Benchmark uncertainty rows are exported to tables/benchmark_uncertainty.csv and to raw/metrics.csv with scope=uncertainty.

The value column is the bootstrap target point estimate. Interval bounds live in ci_low and ci_high, and the confidence level for the interval is recorded as nominal.

If the metric itself has a nominal level, for example 95% coverage, that metric nominal is stored separately in metadata as metric_nominal.

Leaderboards

Leaderboards are configured summaries, not universal rankings.

Current leaderboards use weighted ranks:

  1. Select balanced-global aggregate rows only.
  2. Exclude rows whose estimator_name is not declared in the manifest estimator specs.
  3. For each component metric, rank estimators according to the metric optimisation direction.
  4. Assign missing component values the worst rank for that component.
  5. Compute the score as the weighted sum of component ranks.
  6. Sort by score, then estimator name.

Lower scores rank better. Component weights must sum to 1. Metric optimisation directions come from the metric catalog.

Synthetic diagnostic rows such as __all_estimators__, paired estimator-difference rows, and base-estimator sensitivity rows that are not enrolled estimator names are intentionally excluded from leaderboard ranking.

When reporting a leaderboard, also report the manifest, component metrics, weights, and raw component values.

Failures

Estimator failure is represented at multiple levels:

  • raw estimates include valid, failure_reason, warnings, and any point/interval fields;
  • validity_rate emits 1.0 for valid estimates and 0.0 for invalid estimates;
  • truth-based accuracy metrics skip invalid estimates and incompatible estimand pairs;
  • missing confidence intervals create missing uncertainty metric rows rather than fake interval scores;
  • tables/failures.csv summarizes missing metric values, missing uncertainty, invalid estimate counts, and rates by estimator and stratum.

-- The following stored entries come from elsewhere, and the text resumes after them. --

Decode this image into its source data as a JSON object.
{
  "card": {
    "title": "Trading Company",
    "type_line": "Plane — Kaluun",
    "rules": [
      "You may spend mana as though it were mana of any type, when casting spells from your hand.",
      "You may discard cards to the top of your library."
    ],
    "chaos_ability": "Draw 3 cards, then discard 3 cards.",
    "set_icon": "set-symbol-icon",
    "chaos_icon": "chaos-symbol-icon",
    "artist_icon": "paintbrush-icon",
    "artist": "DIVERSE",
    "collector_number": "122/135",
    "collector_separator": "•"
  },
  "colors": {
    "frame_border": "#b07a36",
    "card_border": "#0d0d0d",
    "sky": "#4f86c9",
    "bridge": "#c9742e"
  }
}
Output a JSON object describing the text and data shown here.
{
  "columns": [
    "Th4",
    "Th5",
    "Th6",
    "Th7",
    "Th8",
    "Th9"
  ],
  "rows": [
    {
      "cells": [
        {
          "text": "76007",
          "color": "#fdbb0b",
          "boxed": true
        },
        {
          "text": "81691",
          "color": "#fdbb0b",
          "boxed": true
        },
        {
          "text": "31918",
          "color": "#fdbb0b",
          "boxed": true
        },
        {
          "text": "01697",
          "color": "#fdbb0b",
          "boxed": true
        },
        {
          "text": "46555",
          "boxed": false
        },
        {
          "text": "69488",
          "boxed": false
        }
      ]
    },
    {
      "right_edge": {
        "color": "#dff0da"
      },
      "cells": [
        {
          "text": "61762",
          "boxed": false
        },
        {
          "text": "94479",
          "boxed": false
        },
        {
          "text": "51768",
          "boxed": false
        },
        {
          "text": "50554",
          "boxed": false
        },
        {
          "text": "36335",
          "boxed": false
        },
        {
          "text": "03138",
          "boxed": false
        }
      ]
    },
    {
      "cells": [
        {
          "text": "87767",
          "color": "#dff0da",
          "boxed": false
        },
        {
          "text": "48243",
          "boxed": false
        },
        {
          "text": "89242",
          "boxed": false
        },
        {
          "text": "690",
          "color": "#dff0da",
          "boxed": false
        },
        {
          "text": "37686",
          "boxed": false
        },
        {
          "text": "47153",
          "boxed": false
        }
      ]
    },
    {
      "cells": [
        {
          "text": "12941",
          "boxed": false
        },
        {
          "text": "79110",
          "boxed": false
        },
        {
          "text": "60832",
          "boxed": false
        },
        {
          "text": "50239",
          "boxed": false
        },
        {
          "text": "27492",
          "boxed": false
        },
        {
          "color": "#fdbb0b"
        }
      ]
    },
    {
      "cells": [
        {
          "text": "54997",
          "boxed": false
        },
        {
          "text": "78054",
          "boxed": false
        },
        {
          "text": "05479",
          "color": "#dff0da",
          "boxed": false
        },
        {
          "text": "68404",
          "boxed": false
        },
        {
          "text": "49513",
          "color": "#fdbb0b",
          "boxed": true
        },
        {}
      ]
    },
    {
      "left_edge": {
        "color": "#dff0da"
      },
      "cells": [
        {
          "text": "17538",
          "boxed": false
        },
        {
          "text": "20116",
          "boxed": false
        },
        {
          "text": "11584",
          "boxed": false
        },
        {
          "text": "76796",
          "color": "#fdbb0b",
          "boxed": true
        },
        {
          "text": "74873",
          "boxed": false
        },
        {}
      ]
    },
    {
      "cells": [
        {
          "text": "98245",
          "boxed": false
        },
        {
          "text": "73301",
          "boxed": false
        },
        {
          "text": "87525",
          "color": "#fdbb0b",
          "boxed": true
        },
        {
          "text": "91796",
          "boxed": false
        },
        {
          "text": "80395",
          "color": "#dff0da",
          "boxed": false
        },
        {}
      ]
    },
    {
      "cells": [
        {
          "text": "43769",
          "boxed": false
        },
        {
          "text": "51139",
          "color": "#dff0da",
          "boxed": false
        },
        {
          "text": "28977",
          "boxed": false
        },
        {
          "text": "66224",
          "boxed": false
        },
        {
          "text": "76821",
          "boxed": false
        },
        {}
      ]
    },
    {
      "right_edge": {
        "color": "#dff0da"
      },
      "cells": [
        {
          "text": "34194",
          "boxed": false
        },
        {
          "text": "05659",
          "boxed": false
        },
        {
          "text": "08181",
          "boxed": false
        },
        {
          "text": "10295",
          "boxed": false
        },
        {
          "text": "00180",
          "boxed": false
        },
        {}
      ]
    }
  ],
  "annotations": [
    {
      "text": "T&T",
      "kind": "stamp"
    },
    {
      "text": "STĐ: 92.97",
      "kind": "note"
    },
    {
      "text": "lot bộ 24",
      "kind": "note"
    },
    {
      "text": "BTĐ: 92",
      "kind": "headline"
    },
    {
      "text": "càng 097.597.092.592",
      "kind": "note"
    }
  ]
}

tables/failure_map.csv is a wide aggregate audit table. It is useful for identifying which metrics are present or absent across estimator-stratum combinations, especially in stress tests.

Failure transparency is part of the benchmark result. A high-accuracy aggregate over a small valid subset should not be interpreted without checking validity and failure exports.

Mode-Specific Interpretation

Ground-truth mode supports accuracy and coverage claims relative to the declared synthetic truth. Those claims remain model-relative.

Stress-test mode supports degradation and robustness claims relative to clean and contaminated synthetic records. Stress results depend on contamination design and severity.

Observational mode supports stability and sensitivity claims only. It does not support truth-based accuracy, coverage, or false-positive LRD claims.